A novel PDX modeling strategy and its application in metabolomics study for malignant pleural mesothelioma
Zhongjian Chen,
Chenxi Yang,
Zhenying Guo,
Siyu Song,
Yun Gao,
Ding Wang,
Weimin Mao,
Junping Liu
Affiliations
Zhongjian Chen
The Cancer Research Institute, The Cancer Hospital of the University of Chinese Academy of Sciences (Zhejiang Cancer Hospital), Institute of Cancer and Basic Medicine (ICBM), Chinese Academy of Sciences
Chenxi Yang
The Cancer Research Institute, The Cancer Hospital of the University of Chinese Academy of Sciences (Zhejiang Cancer Hospital), Institute of Cancer and Basic Medicine (ICBM), Chinese Academy of Sciences
Zhenying Guo
The Cancer Research Institute, The Cancer Hospital of the University of Chinese Academy of Sciences (Zhejiang Cancer Hospital), Institute of Cancer and Basic Medicine (ICBM), Chinese Academy of Sciences
Siyu Song
The Cancer Research Institute, The Cancer Hospital of the University of Chinese Academy of Sciences (Zhejiang Cancer Hospital), Institute of Cancer and Basic Medicine (ICBM), Chinese Academy of Sciences
Yun Gao
The Cancer Research Institute, The Cancer Hospital of the University of Chinese Academy of Sciences (Zhejiang Cancer Hospital), Institute of Cancer and Basic Medicine (ICBM), Chinese Academy of Sciences
Ding Wang
The Cancer Research Institute, The Cancer Hospital of the University of Chinese Academy of Sciences (Zhejiang Cancer Hospital), Institute of Cancer and Basic Medicine (ICBM), Chinese Academy of Sciences
Weimin Mao
The Cancer Research Institute, The Cancer Hospital of the University of Chinese Academy of Sciences (Zhejiang Cancer Hospital), Institute of Cancer and Basic Medicine (ICBM), Chinese Academy of Sciences
Junping Liu
The Cancer Research Institute, The Cancer Hospital of the University of Chinese Academy of Sciences (Zhejiang Cancer Hospital), Institute of Cancer and Basic Medicine (ICBM), Chinese Academy of Sciences
Abstract Background Malignant pleural mesothelioma (MPM) is a rare and aggressive carcinoma located in pleural cavity. Due to lack of effective diagnostic biomarkers and therapeutic targets in MPM, the prognosis is extremely poor. Because of difficulties in sample extraction, and the high rate of misdiagnosis, MPM is rarely studied. Therefore, novel modeling methodology is crucially needed to facilitate MPM research. Methods A novel patient-derived xenograft (PDX) modeling strategy was designed, which included preliminary screening of patients with pleural thickening using computerized tomography (CT) scan, further reviewing history of disease and imaging by a senior sonographer as well as histopathological analysis by a senior pathologist, and PDX model construction using ultrasound-guided pleural biopsy from MPM patients.

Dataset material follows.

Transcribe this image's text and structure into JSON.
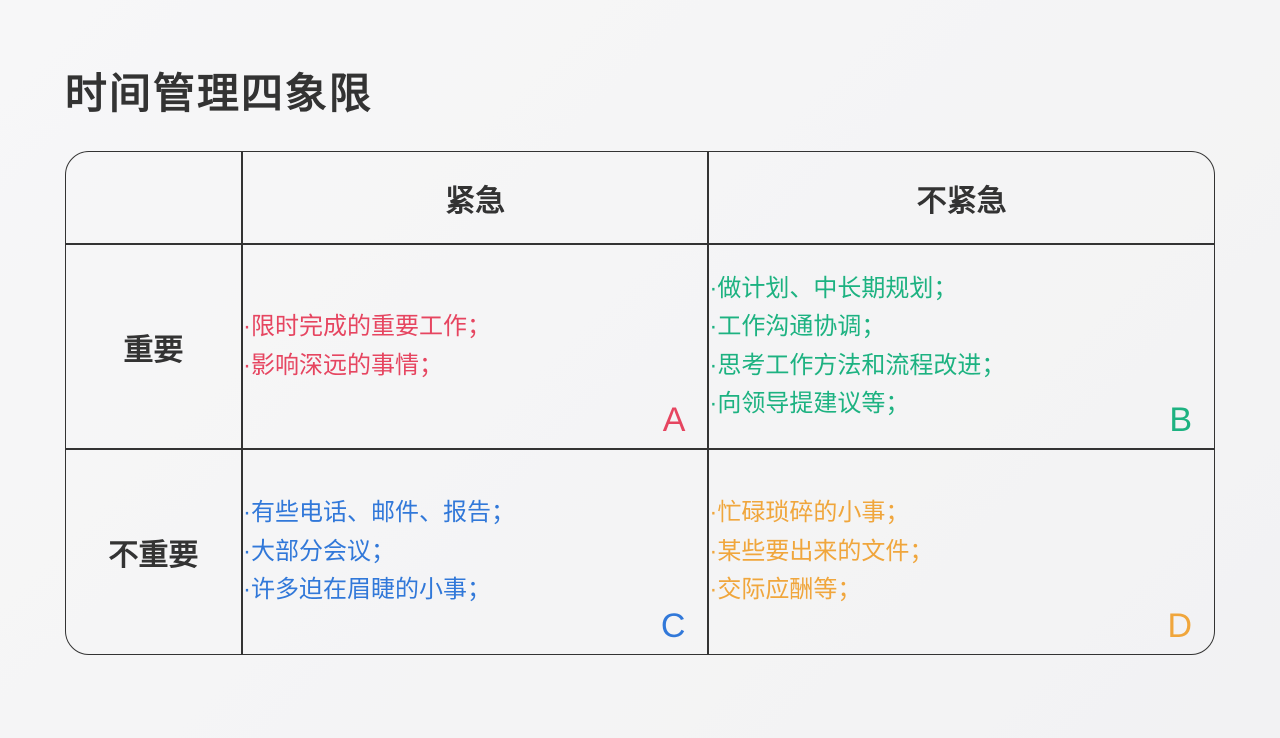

Gas chromatography-mass spectrometry-based metabolomics was further utilized for investigating circulating metabolic features of the PDX models. Univariate and multivariate analysis, and pathway analysis were performed to explore the differential metabolites, enriched metabolism pathways and potential metabolic targets. Results After screening using our strategy, 5 out of 116 patients were confirmed to be MPM, and their specimens were used for modeling. Two PDX models were established successfully. Metabolomics analysis revealed significant metabolic shifts in PDX models, such as dysregulations in amino acid metabolism, TCA cycle and glycolysis, and nucleotide metabolism. Conclusions To sum up, we suggested a novel modeling strategy that may facilitate specimen availability for MM research, and by applying metabolomics in this model, several metabolic features were identified, whereas future studies with large sample size are needed.